OECD publishes updated impact assessment of the Global Minimum Tax

January 15, 2024
2 minutes read

OECD Projects GloBE Implementation to Yield Up to USD 192 Billion Annual Revenue Gain

OECD

The projected annual revenue gains from implementing GloBE rules likely to be between USD 155 billion and USD 192 billion, leading to a 6.5% to 8.1% increase in global corporate income tax (CIT) revenues. This estimate relies on a recent OECD working paper and an associated webinar held on 9 January 2024.

In his opening remarks, David Bradbury, Deputy Director of the OECD's Centre of Tax Policy and Administration (CTPA), stated that the global minimum tax (GMT) is expected to significantly decrease global low-taxed profit by approximately 80%, lowering it from 36% to around 7%, with the remaining reflecting the impact of the substance-based income exclusion. Widespread revenue gains, particularly 5.1%-8% for developed economies and 3.6%-7.8% for developing economies, stem from the discovery of substantial low-taxed profit in high-tax jurisdictions, he said. He also noted that a significant portion of low-taxed profit multinational enterprises (MNEs) globally above the EUR 750 million turnover occur in investment hubs, high-income, and developing jurisdictions mainly due to tax incentives (e.g. tax holidays, patent boxes).

Pierce O'Reilly, head of the business and international taxes unit at the CTPA, presented the findings of an OECD working paper from November 2023, focusing on effective tax rates (ETRs) of MNEs. The data reveals substantial low-tax profit in high-tax jurisdictions, with significant low-taxed profit (ETR <15%) outside of investment hubs, while very low-taxed profit (ETR <5%) is concentrated in investment hubs. These findings have critical implications for the minimum tax debate and offer practical insights for jurisdictions considering Qualified Domestic Minimum Top-Up Taxes (QDMTTs), he said.

The second paper published on 9 January 2023, presented by Ana Cinta González Cabral, an economist in the CTPA's business and international taxes unit, concerned the economic impact of the GMT and relied on the first paper's data. The findings project an over two-thirds decrease in global profit taxed below 15%, a 50% decrease in shifted profit, and a 50% reduction in ETR differentials between investment hubs and non-hub jurisdictions. The figures estimate an annual CIT revenue increase of USD 155 billion to USD 192 billion, with two-thirds direct and one-third indirect through reduced profit-shifting.

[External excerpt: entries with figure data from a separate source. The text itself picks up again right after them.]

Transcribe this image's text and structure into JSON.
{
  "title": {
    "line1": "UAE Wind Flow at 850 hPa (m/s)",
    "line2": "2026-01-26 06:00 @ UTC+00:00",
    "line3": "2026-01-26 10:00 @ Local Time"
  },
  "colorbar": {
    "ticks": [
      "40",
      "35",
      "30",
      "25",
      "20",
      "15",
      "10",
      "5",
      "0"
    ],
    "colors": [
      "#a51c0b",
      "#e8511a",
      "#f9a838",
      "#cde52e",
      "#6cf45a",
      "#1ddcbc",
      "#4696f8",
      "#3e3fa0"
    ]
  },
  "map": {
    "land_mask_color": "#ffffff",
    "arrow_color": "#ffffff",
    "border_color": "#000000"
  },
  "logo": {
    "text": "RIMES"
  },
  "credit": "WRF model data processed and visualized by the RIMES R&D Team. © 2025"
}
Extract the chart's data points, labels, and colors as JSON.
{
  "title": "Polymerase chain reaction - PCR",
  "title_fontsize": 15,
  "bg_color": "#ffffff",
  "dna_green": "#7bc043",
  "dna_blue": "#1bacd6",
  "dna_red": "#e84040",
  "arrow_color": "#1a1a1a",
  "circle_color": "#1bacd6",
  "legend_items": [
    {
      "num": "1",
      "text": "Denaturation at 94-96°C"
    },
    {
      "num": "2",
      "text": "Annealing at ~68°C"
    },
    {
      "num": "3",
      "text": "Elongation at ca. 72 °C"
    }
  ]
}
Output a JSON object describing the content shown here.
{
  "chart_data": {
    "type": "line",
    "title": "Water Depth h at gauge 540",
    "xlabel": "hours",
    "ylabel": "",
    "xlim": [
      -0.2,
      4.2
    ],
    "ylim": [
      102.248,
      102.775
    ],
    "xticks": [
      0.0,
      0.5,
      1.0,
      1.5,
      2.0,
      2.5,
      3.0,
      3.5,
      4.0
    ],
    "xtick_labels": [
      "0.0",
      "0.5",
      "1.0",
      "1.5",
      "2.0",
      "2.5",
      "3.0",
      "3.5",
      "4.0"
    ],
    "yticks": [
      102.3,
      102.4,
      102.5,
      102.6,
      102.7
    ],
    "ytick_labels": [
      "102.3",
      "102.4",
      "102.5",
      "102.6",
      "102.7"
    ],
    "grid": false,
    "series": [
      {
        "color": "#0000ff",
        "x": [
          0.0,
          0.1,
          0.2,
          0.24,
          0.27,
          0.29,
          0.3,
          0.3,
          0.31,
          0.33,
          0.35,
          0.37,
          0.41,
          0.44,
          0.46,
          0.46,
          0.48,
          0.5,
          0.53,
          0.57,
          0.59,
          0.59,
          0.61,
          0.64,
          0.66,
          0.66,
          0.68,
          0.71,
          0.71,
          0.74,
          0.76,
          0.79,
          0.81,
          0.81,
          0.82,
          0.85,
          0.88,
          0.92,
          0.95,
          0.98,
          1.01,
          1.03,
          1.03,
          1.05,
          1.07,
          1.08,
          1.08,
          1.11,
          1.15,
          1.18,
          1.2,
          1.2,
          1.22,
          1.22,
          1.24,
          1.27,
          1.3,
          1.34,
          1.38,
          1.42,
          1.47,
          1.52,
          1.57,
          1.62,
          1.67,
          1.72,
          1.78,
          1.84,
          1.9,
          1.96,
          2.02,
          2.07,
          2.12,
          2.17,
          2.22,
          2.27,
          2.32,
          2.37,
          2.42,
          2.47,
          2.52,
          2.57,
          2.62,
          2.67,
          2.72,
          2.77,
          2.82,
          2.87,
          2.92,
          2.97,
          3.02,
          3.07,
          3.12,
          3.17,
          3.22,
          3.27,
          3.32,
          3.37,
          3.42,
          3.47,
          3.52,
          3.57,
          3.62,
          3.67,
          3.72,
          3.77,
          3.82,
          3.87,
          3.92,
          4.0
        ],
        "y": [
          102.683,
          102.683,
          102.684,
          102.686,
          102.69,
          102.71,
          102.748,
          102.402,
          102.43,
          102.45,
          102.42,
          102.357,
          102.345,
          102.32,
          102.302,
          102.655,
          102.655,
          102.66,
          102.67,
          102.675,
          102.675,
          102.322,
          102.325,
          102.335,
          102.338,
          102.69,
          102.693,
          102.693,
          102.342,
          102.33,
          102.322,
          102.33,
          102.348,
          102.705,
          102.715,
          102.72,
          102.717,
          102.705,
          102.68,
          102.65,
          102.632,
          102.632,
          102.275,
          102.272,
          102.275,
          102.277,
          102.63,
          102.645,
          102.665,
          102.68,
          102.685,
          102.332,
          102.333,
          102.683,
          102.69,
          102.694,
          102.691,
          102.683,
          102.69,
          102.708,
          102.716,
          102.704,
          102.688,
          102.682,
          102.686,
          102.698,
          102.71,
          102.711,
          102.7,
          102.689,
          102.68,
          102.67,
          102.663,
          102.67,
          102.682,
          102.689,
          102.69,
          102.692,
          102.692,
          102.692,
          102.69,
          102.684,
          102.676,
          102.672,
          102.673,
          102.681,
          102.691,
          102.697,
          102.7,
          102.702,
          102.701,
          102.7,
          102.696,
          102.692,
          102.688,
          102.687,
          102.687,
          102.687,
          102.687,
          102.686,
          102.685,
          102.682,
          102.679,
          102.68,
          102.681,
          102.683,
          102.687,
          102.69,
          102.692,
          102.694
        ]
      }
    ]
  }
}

When questioned about the lower estimated revenue compared to the 2023 January estimate, Bradbury explained that the new figures consider 2020 data, reflecting a decline in revenue due to the COVID pandemic. O'Reilly emphasized the impact of the US global intangible low-taxed income (GILTI) regime and GLOBE rules, along with enhanced accounting for losses and other deferred tax assets, saying they also contribute to lower profit projection.

In terms of next steps, the OECD confirmed that it would continue offering jurisdiction-specific estimates to all Inclusive Framework jurisdictions and an impact assessment of the Two Pillar solution.